Consider the Lobster: And Other Essays

By | 2018-03-21T18:28:53+02:00 February 1st, 2006|Recent Reviews|

By David Foster Wallace

Little, Brown and Company, 2005. 352 pages.

Maybe you passed on David Foster Wallace’s rambling meta-opus “Infinite Jest” because you like your page counts without commas. (It weighed in at a taut 1,088 pages.) Perhaps it was the looming hiatal hernia dare you transport it to the cassa. Whatever the reason, fear no more. The outsized, untethered genius of DFW — hailed by the Boston Globe as “probably the most important novelist of his generation” — has been reined in and repackaged thanks to the staple gun.

“Consider the Lobster” is a compendium of magazine articles published in a wide array of journals (Rolling Stone, Gourmet, Harper’s) on an even wider array of subjects (Crustaceans, Porn, Tracey Austin, 9/11, Dostoevsky). While typical Wallaceian flourishes abound (the overamped vocabulary, parenthesis within parenthesis, an OCDish lust for footnotes), some of the pieces are downright short. Undiminished are the luminosity of the prose and the towering intellect.

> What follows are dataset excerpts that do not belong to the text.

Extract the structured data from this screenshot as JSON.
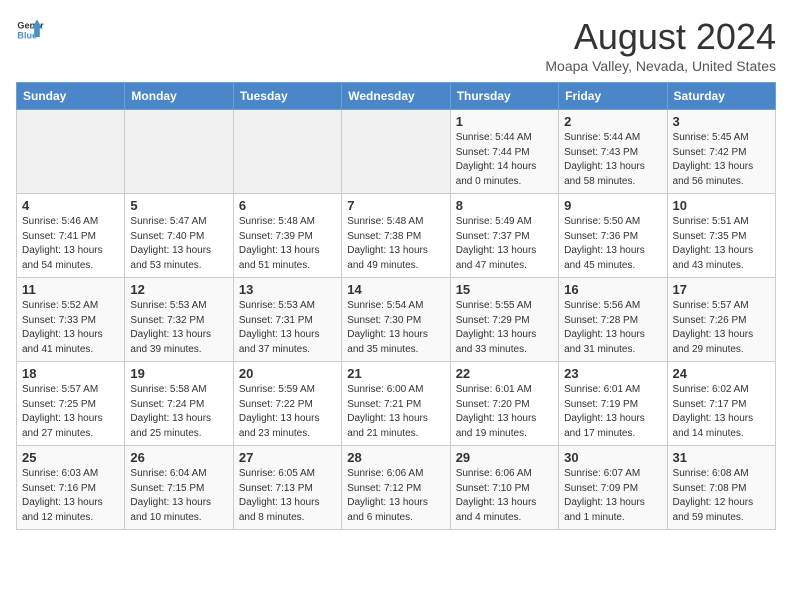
{
  "logo": {
    "text1": "General",
    "text2": "Blue"
  },
  "title": "August 2024",
  "location": "Moapa Valley, Nevada, United States",
  "days_of_week": [
    "Sunday",
    "Monday",
    "Tuesday",
    "Wednesday",
    "Thursday",
    "Friday",
    "Saturday"
  ],
  "weeks": [
    [
      {
        "day": "",
        "info": ""
      },
      {
        "day": "",
        "info": ""
      },
      {
        "day": "",
        "info": ""
      },
      {
        "day": "",
        "info": ""
      },
      {
        "day": "1",
        "info": "Sunrise: 5:44 AM\nSunset: 7:44 PM\nDaylight: 14 hours\nand 0 minutes."
      },
      {
        "day": "2",
        "info": "Sunrise: 5:44 AM\nSunset: 7:43 PM\nDaylight: 13 hours\nand 58 minutes."
      },
      {
        "day": "3",
        "info": "Sunrise: 5:45 AM\nSunset: 7:42 PM\nDaylight: 13 hours\nand 56 minutes."
      }
    ],
    [
      {
        "day": "4",
        "info": "Sunrise: 5:46 AM\nSunset: 7:41 PM\nDaylight: 13 hours\nand 54 minutes."
      },
      {
        "day": "5",
        "info": "Sunrise: 5:47 AM\nSunset: 7:40 PM\nDaylight: 13 hours\nand 53 minutes."
      },
      {
        "day": "6",
        "info": "Sunrise: 5:48 AM\nSunset: 7:39 PM\nDaylight: 13 hours\nand 51 minutes."
      },
      {
        "day": "7",
        "info": "Sunrise: 5:48 AM\nSunset: 7:38 PM\nDaylight: 13 hours\nand 49 minutes."
      },
      {
        "day": "8",
        "info": "Sunrise: 5:49 AM\nSunset: 7:37 PM\nDaylight: 13 hours\nand 47 minutes."
      },
      {
        "day": "9",
        "info": "Sunrise: 5:50 AM\nSunset: 7:36 PM\nDaylight: 13 hours\nand 45 minutes."
      },
      {
        "day": "10",
        "info": "Sunrise: 5:51 AM\nSunset: 7:35 PM\nDaylight: 13 hours\nand 43 minutes."
      }
    ],
    [
      {
        "day": "11",
        "info": "Sunrise: 5:52 AM\nSunset: 7:33 PM\nDaylight: 13 hours\nand 41 minutes."
      },
      {
        "day": "12",
        "info": "Sunrise: 5:53 AM\nSunset: 7:32 PM\nDaylight: 13 hours\nand 39 minutes."
      },
      {
        "day": "13",
        "info": "Sunrise: 5:53 AM\nSunset: 7:31 PM\nDaylight: 13 hours\nand 37 minutes."
      },
      {
        "day": "14",
        "info": "Sunrise: 5:54 AM\nSunset: 7:30 PM\nDaylight: 13 hours\nand 35 minutes."
      },
      {
        "day": "15",
        "info": "Sunrise: 5:55 AM\nSunset: 7:29 PM\nDaylight: 13 hours\nand 33 minutes."
      },
      {
        "day": "16",
        "info": "Sunrise: 5:56 AM\nSunset: 7:28 PM\nDaylight: 13 hours\nand 31 minutes."
      },
      {
        "day": "17",
        "info": "Sunrise: 5:57 AM\nSunset: 7:26 PM\nDaylight: 13 hours\nand 29 minutes."
      }
    ],
    [
      {
        "day": "18",
        "info": "Sunrise: 5:57 AM\nSunset: 7:25 PM\nDaylight: 13 hours\nand 27 minutes."
      },
      {
        "day": "19",
        "info": "Sunrise: 5:58 AM\nSunset: 7:24 PM\nDaylight: 13 hours\nand 25 minutes."
      },
      {
        "day": "20",
        "info": "Sunrise: 5:59 AM\nSunset: 7:22 PM\nDaylight: 13 hours\nand 23 minutes."
      },
      {
        "day": "21",
        "info": "Sunrise: 6:00 AM\nSunset: 7:21 PM\nDaylight: 13 hours\nand 21 minutes."
      },
      {
        "day": "22",
        "info": "Sunrise: 6:01 AM\nSunset: 7:20 PM\nDaylight: 13 hours\nand 19 minutes."
      },
      {
        "day": "23",
        "info": "Sunrise: 6:01 AM\nSunset: 7:19 PM\nDaylight: 13 hours\nand 17 minutes."
      },
      {
        "day": "24",
        "info": "Sunrise: 6:02 AM\nSunset: 7:17 PM\nDaylight: 13 hours\nand 14 minutes."
      }
    ],
    [
      {
        "day": "25",
        "info": "Sunrise: 6:03 AM\nSunset: 7:16 PM\nDaylight: 13 hours\nand 12 minutes."
      },
      {
        "day": "26",
        "info": "Sunrise: 6:04 AM\nSunset: 7:15 PM\nDaylight: 13 hours\nand 10 minutes."
      },
      {
        "day": "27",
        "info": "Sunrise: 6:05 AM\nSunset: 7:13 PM\nDaylight: 13 hours\nand 8 minutes."
      },
      {
        "day": "28",
        "info": "Sunrise: 6:06 AM\nSunset: 7:12 PM\nDaylight: 13 hours\nand 6 minutes."
      },
      {
        "day": "29",
        "info": "Sunrise: 6:06 AM\nSunset: 7:10 PM\nDaylight: 13 hours\nand 4 minutes."
      },
      {
        "day": "30",
        "info": "Sunrise: 6:07 AM\nSunset: 7:09 PM\nDaylight: 13 hours\nand 1 minute."
      },
      {
        "day": "31",
        "info": "Sunrise: 6:08 AM\nSunset: 7:08 PM\nDaylight: 12 hours\nand 59 minutes."
      }
    ]
  ]
}
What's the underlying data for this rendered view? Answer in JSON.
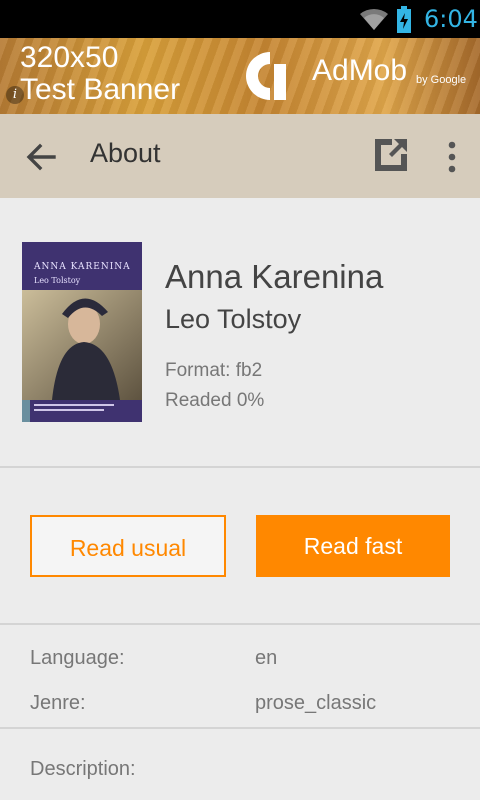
{
  "status_bar": {
    "time": "6:04",
    "wifi_icon": "wifi-icon",
    "battery_icon": "battery-charging-icon",
    "accent_color": "#33b5e5"
  },
  "ad": {
    "test_text_line1": "320x50",
    "test_text_line2": "Test Banner",
    "brand": "AdMob",
    "brand_sub": "by Google",
    "info_icon": "info-icon"
  },
  "toolbar": {
    "title": "About",
    "back_icon": "arrow-back-icon",
    "share_icon": "open-external-icon",
    "overflow_icon": "more-vert-icon",
    "background": "#d6ccbc"
  },
  "book": {
    "cover_title": "ANNA KARENINA",
    "cover_author": "Leo Tolstoy",
    "title": "Anna Karenina",
    "author": "Leo Tolstoy",
    "format": "Format: fb2",
    "progress": "Readed 0%"
  },
  "actions": {
    "read_usual": "Read usual",
    "read_fast": "Read fast",
    "accent": "#ff8800"
  },
  "meta": {
    "language_label": "Language:",
    "language_value": "en",
    "genre_label": "Jenre:",
    "genre_value": "prose_classic",
    "description_label": "Description:"
  }
}
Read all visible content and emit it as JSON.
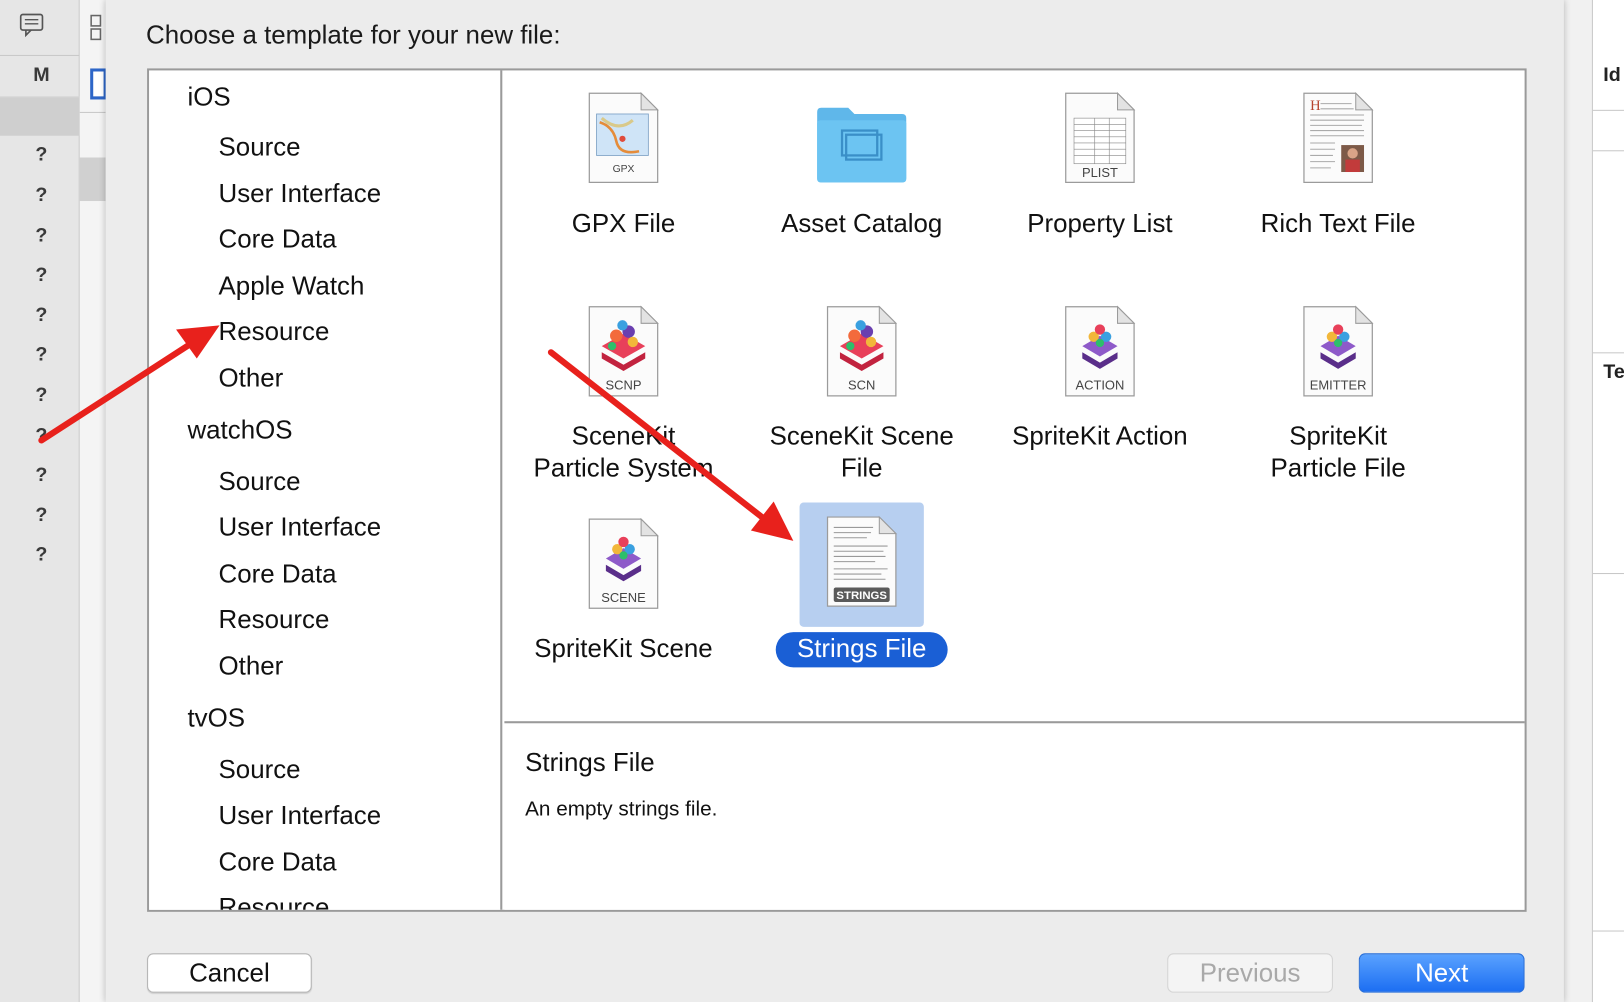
{
  "window": {
    "title": "Choose a template for your new file:"
  },
  "background": {
    "left_marks": [
      "M",
      "?",
      "?",
      "?",
      "?",
      "?",
      "?",
      "?",
      "?",
      "?",
      "?",
      "?"
    ],
    "right_labels": [
      "Id",
      "Te"
    ]
  },
  "sidebar": {
    "sections": [
      {
        "name": "iOS",
        "items": [
          "Source",
          "User Interface",
          "Core Data",
          "Apple Watch",
          "Resource",
          "Other"
        ]
      },
      {
        "name": "watchOS",
        "items": [
          "Source",
          "User Interface",
          "Core Data",
          "Resource",
          "Other"
        ]
      },
      {
        "name": "tvOS",
        "items": [
          "Source",
          "User Interface",
          "Core Data",
          "Resource"
        ]
      }
    ]
  },
  "templates": [
    {
      "label": "GPX File",
      "tag": "GPX",
      "icon": "gpx-file-icon"
    },
    {
      "label": "Asset Catalog",
      "tag": "",
      "icon": "folder-icon"
    },
    {
      "label": "Property List",
      "tag": "PLIST",
      "icon": "plist-file-icon"
    },
    {
      "label": "Rich Text File",
      "tag": "",
      "icon": "rtf-file-icon"
    },
    {
      "label": "SceneKit Particle System",
      "line1": "SceneKit",
      "line2": "Particle System",
      "tag": "SCNP",
      "icon": "scenekit-particle-icon"
    },
    {
      "label": "SceneKit Scene File",
      "line1": "SceneKit Scene",
      "line2": "File",
      "tag": "SCN",
      "icon": "scenekit-scene-icon"
    },
    {
      "label": "SpriteKit Action",
      "tag": "ACTION",
      "icon": "spritekit-action-icon"
    },
    {
      "label": "SpriteKit Particle File",
      "line1": "SpriteKit",
      "line2": "Particle File",
      "tag": "EMITTER",
      "icon": "spritekit-emitter-icon"
    },
    {
      "label": "SpriteKit Scene",
      "tag": "SCENE",
      "icon": "spritekit-scene-icon"
    },
    {
      "label": "Strings File",
      "tag": "STRINGS",
      "icon": "strings-file-icon",
      "selected": true
    }
  ],
  "selected_description": {
    "title": "Strings File",
    "text": "An empty strings file."
  },
  "buttons": {
    "cancel": "Cancel",
    "previous": "Previous",
    "next": "Next"
  },
  "colors": {
    "accent": "#1a5fd5",
    "selection_bg": "#b7cff0",
    "arrow": "#e8211c"
  }
}
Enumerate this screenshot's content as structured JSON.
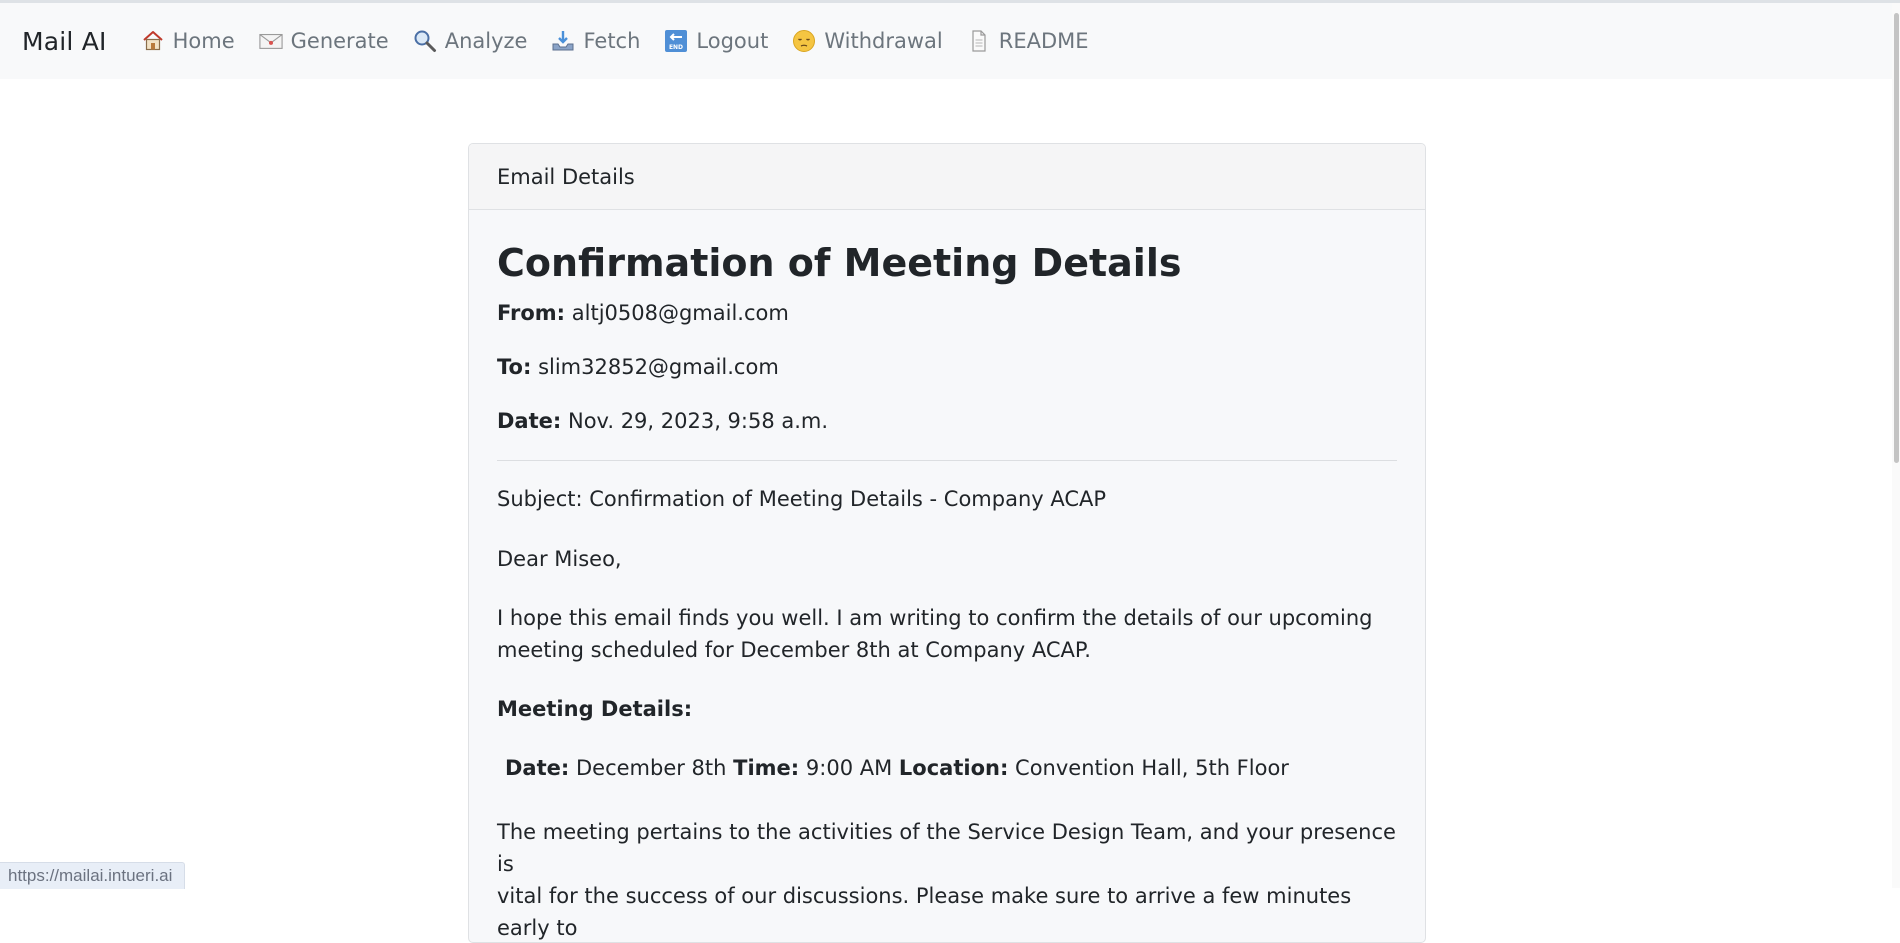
{
  "navbar": {
    "brand": "Mail AI",
    "items": [
      {
        "label": "Home",
        "icon": "house-icon"
      },
      {
        "label": "Generate",
        "icon": "envelope-icon"
      },
      {
        "label": "Analyze",
        "icon": "magnifier-icon"
      },
      {
        "label": "Fetch",
        "icon": "inbox-tray-icon"
      },
      {
        "label": "Logout",
        "icon": "end-arrow-icon"
      },
      {
        "label": "Withdrawal",
        "icon": "pensive-face-icon"
      },
      {
        "label": "README",
        "icon": "document-icon"
      }
    ]
  },
  "card": {
    "header": "Email Details",
    "title": "Confirmation of Meeting Details",
    "from_label": "From:",
    "from_value": "altj0508@gmail.com",
    "to_label": "To:",
    "to_value": "slim32852@gmail.com",
    "date_label": "Date:",
    "date_value": "Nov. 29, 2023, 9:58 a.m.",
    "body": {
      "subject_line": "Subject: Confirmation of Meeting Details - Company ACAP",
      "greeting": "Dear Miseo,",
      "intro_line1": "I hope this email finds you well. I am writing to confirm the details of our upcoming",
      "intro_line2": "meeting scheduled for December 8th at Company ACAP.",
      "meeting_heading": "Meeting Details:",
      "detail_date_label": "Date:",
      "detail_date_value": "December 8th",
      "detail_time_label": "Time:",
      "detail_time_value": "9:00 AM",
      "detail_location_label": "Location:",
      "detail_location_value": "Convention Hall, 5th Floor",
      "closing_line1": "The meeting pertains to the activities of the Service Design Team, and your presence is",
      "closing_line2": "vital for the success of our discussions. Please make sure to arrive a few minutes early to"
    }
  },
  "status_url": "https://mailai.intueri.ai",
  "colors": {
    "navbar_bg": "#f8f9fa",
    "nav_text": "#6c757d",
    "card_bg": "#f7f8fa",
    "text": "#212529"
  }
}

So your hamstrings may be safe, but your synapses best be girded. As one hopes was foodie doyenne Ruth Reichl, editor of Gourmet, when the winsome travelogue she commissioned from DFW on the Maine Lobster Fest came juddering over the transom with the following central conceit: ”Is it all right to boil a sentient creature alive just for our gustatory pleasure?”